When Angie's List Inc. ($ANGI) came public in 2011, investors thought this was a unique idea that made business sense for a public company that was a first mover in the local services marketplace. But four years later, a rally after a surprise profit during the reporting quarter has not brought many new investors - it is merely a rush for short sellers to cover shorts from higher levels. In other words, it’s the definition of a "Dead Cat Bounce".
Shares in Angie's list have been in an eroding downtrend for a year, never really lifting their head up after falling from $20 to below $5. This situation, wherein all the stock does is fall day after day after day, is a short sellers dream. A closer look at the price action shows shares started to fall in July of 2013 and have been in a continued downtrend from $28 – losing more than 80% of company value.
Going Long on Yelp and Short Angie's
I expect you will see short covering in Angie's List over the next few weeks, as portfolio managers look for another core short to replace Angie's List as total market cap continues to stay well below the $500M level at around $400M. Keep in mind, most portfolio managers will find a long side stock to pair with a short in the a similar industry. Most of the managers I talk to are long Yelp Inc. ($YELP) under $20 p/s and short Angie's List in the 20's from 2013 and have let this winning pair work its way through. It has been a profitable trade over the years, with shares in Yelp trading up to $100 and shares in Angie’s falling to as low as $5 p/s.
Most professional traders do not get married to positions forever. Often when the fundamentals change, portfolio managers will reverse the position, or substitute the stock they were long and carry the deteriorating long position, using it as a core short because they understand the company and have followed it for multiple quarters.
Yelp Will Become a Short for Market Neutral players
Yelp shares have broken down over the last few quarters, and with share price continuing to trade under $50, Yelp is a likely short candidate as the business model for connecting the consumer with local business falls short of investor expectation.
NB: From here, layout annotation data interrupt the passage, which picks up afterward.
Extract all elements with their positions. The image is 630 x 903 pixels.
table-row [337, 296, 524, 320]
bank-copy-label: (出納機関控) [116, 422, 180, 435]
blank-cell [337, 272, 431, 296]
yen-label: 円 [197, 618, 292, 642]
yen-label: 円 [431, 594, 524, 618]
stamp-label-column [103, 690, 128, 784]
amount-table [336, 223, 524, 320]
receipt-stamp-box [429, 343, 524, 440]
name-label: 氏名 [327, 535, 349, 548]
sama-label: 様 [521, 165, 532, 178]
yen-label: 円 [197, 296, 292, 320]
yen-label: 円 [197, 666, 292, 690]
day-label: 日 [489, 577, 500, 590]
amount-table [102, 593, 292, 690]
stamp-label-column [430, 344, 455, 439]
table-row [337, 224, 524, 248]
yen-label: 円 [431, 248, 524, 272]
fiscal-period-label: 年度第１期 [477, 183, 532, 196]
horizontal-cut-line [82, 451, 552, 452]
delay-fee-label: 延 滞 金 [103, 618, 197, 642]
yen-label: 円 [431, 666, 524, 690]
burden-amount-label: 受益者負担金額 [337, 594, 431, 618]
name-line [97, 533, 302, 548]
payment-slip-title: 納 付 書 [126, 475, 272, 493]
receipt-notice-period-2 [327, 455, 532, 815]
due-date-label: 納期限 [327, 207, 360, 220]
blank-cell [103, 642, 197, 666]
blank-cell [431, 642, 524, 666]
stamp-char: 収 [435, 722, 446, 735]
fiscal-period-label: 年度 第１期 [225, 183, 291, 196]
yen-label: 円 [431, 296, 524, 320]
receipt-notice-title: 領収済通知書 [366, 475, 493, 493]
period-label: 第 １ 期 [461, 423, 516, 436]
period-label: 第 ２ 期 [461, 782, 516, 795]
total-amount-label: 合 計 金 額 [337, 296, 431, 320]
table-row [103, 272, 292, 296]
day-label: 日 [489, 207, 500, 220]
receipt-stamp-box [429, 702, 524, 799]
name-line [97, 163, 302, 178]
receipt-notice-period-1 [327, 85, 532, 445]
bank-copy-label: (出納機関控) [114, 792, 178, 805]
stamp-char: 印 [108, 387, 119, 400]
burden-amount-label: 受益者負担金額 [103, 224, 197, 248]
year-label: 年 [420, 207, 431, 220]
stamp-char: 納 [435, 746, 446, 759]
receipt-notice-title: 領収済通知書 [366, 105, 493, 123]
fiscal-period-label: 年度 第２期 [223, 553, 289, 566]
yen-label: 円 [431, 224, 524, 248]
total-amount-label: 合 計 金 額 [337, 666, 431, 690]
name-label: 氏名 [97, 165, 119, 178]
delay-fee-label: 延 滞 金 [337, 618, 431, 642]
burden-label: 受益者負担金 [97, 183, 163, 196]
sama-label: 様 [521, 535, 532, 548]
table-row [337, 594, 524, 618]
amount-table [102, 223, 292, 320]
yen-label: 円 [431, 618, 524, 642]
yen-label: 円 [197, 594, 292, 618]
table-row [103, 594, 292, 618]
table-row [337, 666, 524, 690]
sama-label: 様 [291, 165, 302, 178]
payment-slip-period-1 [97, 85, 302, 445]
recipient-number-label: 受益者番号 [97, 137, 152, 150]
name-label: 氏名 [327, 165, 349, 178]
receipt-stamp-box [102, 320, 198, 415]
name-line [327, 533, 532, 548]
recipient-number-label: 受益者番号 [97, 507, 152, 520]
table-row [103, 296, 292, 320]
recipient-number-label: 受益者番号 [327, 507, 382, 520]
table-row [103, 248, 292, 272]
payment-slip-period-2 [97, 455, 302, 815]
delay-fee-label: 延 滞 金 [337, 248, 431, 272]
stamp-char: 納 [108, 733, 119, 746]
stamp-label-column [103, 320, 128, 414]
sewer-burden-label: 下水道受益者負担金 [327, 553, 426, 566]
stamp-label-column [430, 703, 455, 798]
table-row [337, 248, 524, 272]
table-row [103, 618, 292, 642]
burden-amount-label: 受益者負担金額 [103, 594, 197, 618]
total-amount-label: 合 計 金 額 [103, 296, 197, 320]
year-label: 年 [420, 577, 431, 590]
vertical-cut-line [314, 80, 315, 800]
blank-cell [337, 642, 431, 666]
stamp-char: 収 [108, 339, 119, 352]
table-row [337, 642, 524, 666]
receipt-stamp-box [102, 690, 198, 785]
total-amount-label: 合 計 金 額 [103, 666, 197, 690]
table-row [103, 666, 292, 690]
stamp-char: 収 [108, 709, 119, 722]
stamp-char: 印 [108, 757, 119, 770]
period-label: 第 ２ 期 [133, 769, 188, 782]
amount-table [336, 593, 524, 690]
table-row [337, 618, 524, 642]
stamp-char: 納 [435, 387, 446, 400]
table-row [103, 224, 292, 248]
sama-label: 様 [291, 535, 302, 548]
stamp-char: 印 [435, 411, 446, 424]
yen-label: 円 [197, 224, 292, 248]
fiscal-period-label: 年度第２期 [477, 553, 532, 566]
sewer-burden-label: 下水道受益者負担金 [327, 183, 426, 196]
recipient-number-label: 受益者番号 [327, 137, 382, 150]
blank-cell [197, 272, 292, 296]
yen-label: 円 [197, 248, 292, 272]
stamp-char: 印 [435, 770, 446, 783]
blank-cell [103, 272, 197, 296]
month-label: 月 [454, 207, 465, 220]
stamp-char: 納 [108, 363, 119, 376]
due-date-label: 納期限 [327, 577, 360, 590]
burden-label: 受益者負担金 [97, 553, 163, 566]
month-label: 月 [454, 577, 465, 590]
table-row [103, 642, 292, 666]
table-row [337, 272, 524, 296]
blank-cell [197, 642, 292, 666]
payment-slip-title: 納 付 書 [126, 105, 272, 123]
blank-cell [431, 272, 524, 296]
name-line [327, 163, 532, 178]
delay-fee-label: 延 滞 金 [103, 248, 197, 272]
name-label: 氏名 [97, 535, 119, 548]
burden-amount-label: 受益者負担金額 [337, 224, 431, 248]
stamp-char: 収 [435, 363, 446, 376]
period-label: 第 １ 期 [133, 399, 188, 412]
The question for these market neutral traders is what stock they choose for the long side, and in many cases, they just offset the long with cash or an index option like SPDR S&P 500 ETF Trust ($SPY) in the traded pair.
Angie's List was a good idea four years ago, but the excitement of the IPO wore off fast. Now, years later, the entire sector of platforms connecting consumers is questionable, and on an interesting note, all you Amazon.com Inc. ($AMZN) users might want to look at who entered this space to leverage their customer base – proving it is not a standalone business model.